DG Roundup: April 9-15, 2014

April 15, 2014, 3:31 p.m.

Colombia: The National Electoral Council of Colombia has received 650 more allegations of fraud regarding the March 9 legislative elections. According to the Electoral Observation Mission, an NGO that monitors Colombian elections, these elections have resulted in the most complaints of any in the country since the organization began its activities in 2007. The organization has received 1,100 reports of voting irregularities, the most common of which are related to vote buying and prohibited publicity. Several major political figures have criticized the level of fraud, including former president Alvaro Uribe, who has gone as far as calling the elections “illegitimate.” Despite these setbacks, armed pressure and violence was notably absent from the election period compared to years past. In addition, the Electoral Observation Mission has expressed confidence that election officials are better trained and better equipped to handle electoral dispute resolution than in years past and has expressed optimism that it can effectively investigate and prosecute instances of fraud.


Egypt: Interim President Adly Mansour has established a committee of judicial officials and law professors to review a law regarding political rights and a law regarding the holding of parliamentary elections to ensure that they are consistent with the new constitution passed in January. The committee, to be headed by Minister of Transitional Justice Mohamed El-Mahdi, will have 15 days to present a draft to political stakeholders and to the public for debate. They will then be sent to the Cabinet and the Legislation Department of the State Council for approval. A law regarding presidential elections recently underwent this process and was approved last month.


United States: Governor of New York Andrew Cuomo has signed the National Popular Vote Compact. This compact requires signatory states to award their votes in the Electoral College to the presidential candidate who wins the plurality of votes nationally. Currently, New York is one of the 47 states that awards its electoral votes to the candidate who wins a plurality of votes it its state alone.
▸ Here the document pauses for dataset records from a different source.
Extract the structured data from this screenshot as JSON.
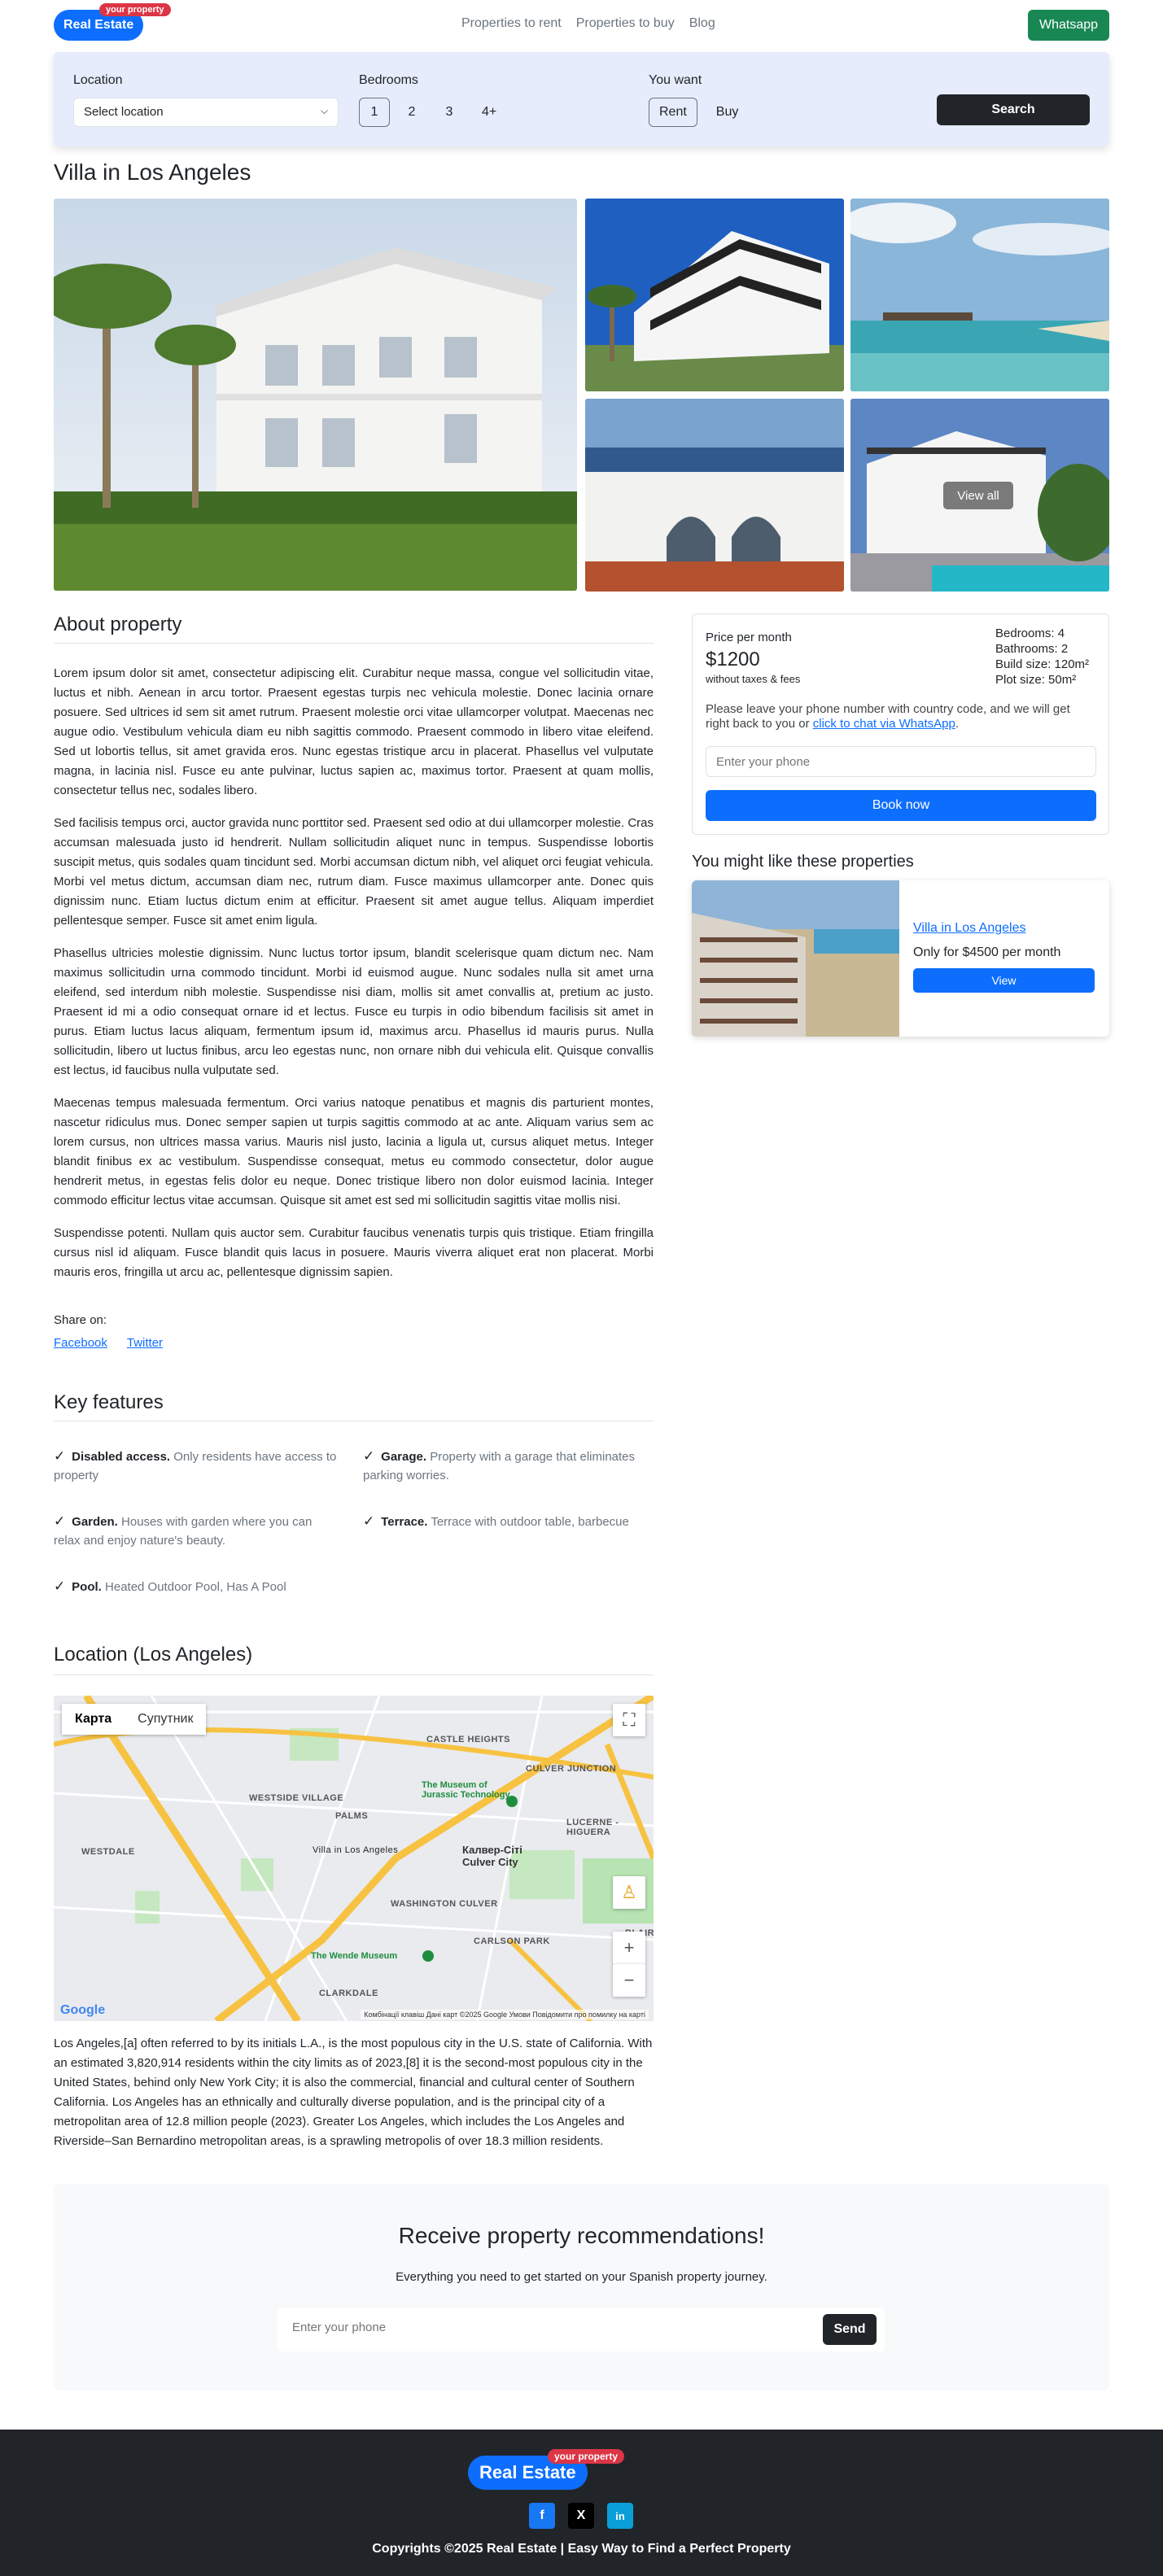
{
  "header": {
    "logo": "Real Estate",
    "logo_tag": "your property",
    "nav": [
      "Properties to rent",
      "Properties to buy",
      "Blog"
    ],
    "whatsapp": "Whatsapp"
  },
  "search": {
    "location_label": "Location",
    "location_value": "Select location",
    "bedrooms_label": "Bedrooms",
    "bedrooms": [
      "1",
      "2",
      "3",
      "4+"
    ],
    "bedrooms_selected": "1",
    "want_label": "You want",
    "want": [
      "Rent",
      "Buy"
    ],
    "want_selected": "Rent",
    "button": "Search"
  },
  "property": {
    "title": "Villa in Los Angeles",
    "view_all": "View all"
  },
  "about": {
    "heading": "About property",
    "paragraphs": [
      "Lorem ipsum dolor sit amet, consectetur adipiscing elit. Curabitur neque massa, congue vel sollicitudin vitae, luctus et nibh. Aenean in arcu tortor. Praesent egestas turpis nec vehicula molestie. Donec lacinia ornare posuere. Sed ultrices id sem sit amet rutrum. Praesent molestie orci vitae ullamcorper volutpat. Maecenas nec augue odio. Vestibulum vehicula diam eu nibh sagittis commodo. Praesent commodo in libero vitae eleifend. Sed ut lobortis tellus, sit amet gravida eros. Nunc egestas tristique arcu in placerat. Phasellus vel vulputate magna, in lacinia nisl. Fusce eu ante pulvinar, luctus sapien ac, maximus tortor. Praesent at quam mollis, consectetur tellus nec, sodales libero.",
      "Sed facilisis tempus orci, auctor gravida nunc porttitor sed. Praesent sed odio at dui ullamcorper molestie. Cras accumsan malesuada justo id hendrerit. Nullam sollicitudin aliquet nunc in tempus. Suspendisse lobortis suscipit metus, quis sodales quam tincidunt sed. Morbi accumsan dictum nibh, vel aliquet orci feugiat vehicula. Morbi vel metus dictum, accumsan diam nec, rutrum diam. Fusce maximus ullamcorper ante. Donec quis dignissim nunc. Etiam luctus dictum enim at efficitur. Praesent sit amet augue tellus. Aliquam imperdiet pellentesque semper. Fusce sit amet enim ligula.",
      "Phasellus ultricies molestie dignissim. Nunc luctus tortor ipsum, blandit scelerisque quam dictum nec. Nam maximus sollicitudin urna commodo tincidunt. Morbi id euismod augue. Nunc sodales nulla sit amet urna eleifend, sed interdum nibh molestie. Suspendisse nisi diam, mollis sit amet convallis at, pretium ac justo. Praesent id mi a odio consequat ornare id et lectus. Fusce eu turpis in odio bibendum facilisis sit amet in purus. Etiam luctus lacus aliquam, fermentum ipsum id, maximus arcu. Phasellus id mauris purus. Nulla sollicitudin, libero ut luctus finibus, arcu leo egestas nunc, non ornare nibh dui vehicula elit. Quisque convallis est lectus, id faucibus nulla vulputate sed.",
      "Maecenas tempus malesuada fermentum. Orci varius natoque penatibus et magnis dis parturient montes, nascetur ridiculus mus. Donec semper sapien ut turpis sagittis commodo at ac ante. Aliquam varius sem ac lorem cursus, non ultrices massa varius. Mauris nisl justo, lacinia a ligula ut, cursus aliquet metus. Integer blandit finibus ex ac vestibulum. Suspendisse consequat, metus eu commodo consectetur, dolor augue hendrerit metus, in egestas felis dolor eu neque. Donec tristique libero non dolor euismod lacinia. Integer commodo efficitur lectus vitae accumsan. Quisque sit amet est sed mi sollicitudin sagittis vitae mollis nisi.",
      "Suspendisse potenti. Nullam quis auctor sem. Curabitur faucibus venenatis turpis quis tristique. Etiam fringilla cursus nisl id aliquam. Fusce blandit quis lacus in posuere. Mauris viverra aliquet erat non placerat. Morbi mauris eros, fringilla ut arcu ac, pellentesque dignissim sapien."
    ],
    "share_label": "Share on:",
    "share_links": [
      "Facebook",
      "Twitter"
    ]
  },
  "price_card": {
    "label": "Price per month",
    "amount": "$1200",
    "note": "without taxes & fees",
    "specs": [
      "Bedrooms: 4",
      "Bathrooms: 2",
      "Build size: 120m²",
      "Plot size: 50m²"
    ],
    "message_prefix": "Please leave your phone number with country code, and we will get right back to you or ",
    "message_link": "click to chat via WhatsApp",
    "message_suffix": ".",
    "phone_placeholder": "Enter your phone",
    "book": "Book now"
  },
  "suggestions": {
    "heading": "You might like these properties",
    "items": [
      {
        "title": "Villa in Los Angeles",
        "price": "Only for $4500 per month",
        "button": "View"
      }
    ]
  },
  "features": {
    "heading": "Key features",
    "items": [
      {
        "name": "Disabled access.",
        "desc": "Only residents have access to property"
      },
      {
        "name": "Garage.",
        "desc": "Property with a garage that eliminates parking worries."
      },
      {
        "name": "Garden.",
        "desc": "Houses with garden where you can relax and enjoy nature's beauty."
      },
      {
        "name": "Terrace.",
        "desc": "Terrace with outdoor table, barbecue"
      },
      {
        "name": "Pool.",
        "desc": "Heated Outdoor Pool, Has A Pool"
      }
    ]
  },
  "location": {
    "heading": "Location (Los Angeles)",
    "map_tabs": [
      "Карта",
      "Супутник"
    ],
    "map_labels": [
      "CASTLE HEIGHTS",
      "CULVER JUNCTION",
      "The Museum of Jurassic Technology",
      "WESTSIDE VILLAGE",
      "PALMS",
      "WESTDALE",
      "LUCERNE - HIGUERA",
      "Villa in Los Angeles",
      "Калвер-Сіті Culver City",
      "WASHINGTON CULVER",
      "The Wende Museum",
      "CARLSON PARK",
      "CLARKDALE",
      "BLAIR"
    ],
    "attribution": "Комбінації клавіш   Дані карт ©2025 Google   Умови   Повідомити про помилку на карті",
    "google": "Google",
    "description": "Los Angeles,[a] often referred to by its initials L.A., is the most populous city in the U.S. state of California. With an estimated 3,820,914 residents within the city limits as of 2023,[8] it is the second-most populous city in the United States, behind only New York City; it is also the commercial, financial and cultural center of Southern California. Los Angeles has an ethnically and culturally diverse population, and is the principal city of a metropolitan area of 12.8 million people (2023). Greater Los Angeles, which includes the Los Angeles and Riverside–San Bernardino metropolitan areas, is a sprawling metropolis of over 18.3 million residents."
  },
  "newsletter": {
    "title": "Receive property recommendations!",
    "subtitle": "Everything you need to get started on your Spanish property journey.",
    "placeholder": "Enter your phone",
    "button": "Send"
  },
  "footer": {
    "logo": "Real Estate",
    "logo_tag": "your property",
    "social": [
      "f",
      "X",
      "in"
    ],
    "copyright": "Copyrights ©2025 Real Estate | Easy Way to Find a Perfect Property"
  },
  "colors": {
    "primary": "#0d6efd",
    "dark": "#212529",
    "success": "#198754",
    "danger": "#dc3545",
    "panel": "#e6ecfc"
  }
}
However, this system has drawn criticism as presidential candidates have increasingly ignored predominantly Democratic and predominantly Republican states and chosen instead to court “swing” states. For example, while New York has the fourth-most eligible voters of any state, compared to other states presidential candidates spend the least amount of their campaign finances in New York. The compact seeks to increase voter turnout in “blue” and “red” states by increasing the influence of votes in these states on the overall winner. It would also ensure that the winner of the overall popular vote becomes the next president, which was not the case in 2000 to much controversy. New York is now the 11th jurisdiction to adopt the National Popular Vote Compact (10 states and the District of Columbia). However, the Compact will not go into effect until signatories comprise more than half of all electoral votes (270 votes), and current signatories account for only 165 electoral votes.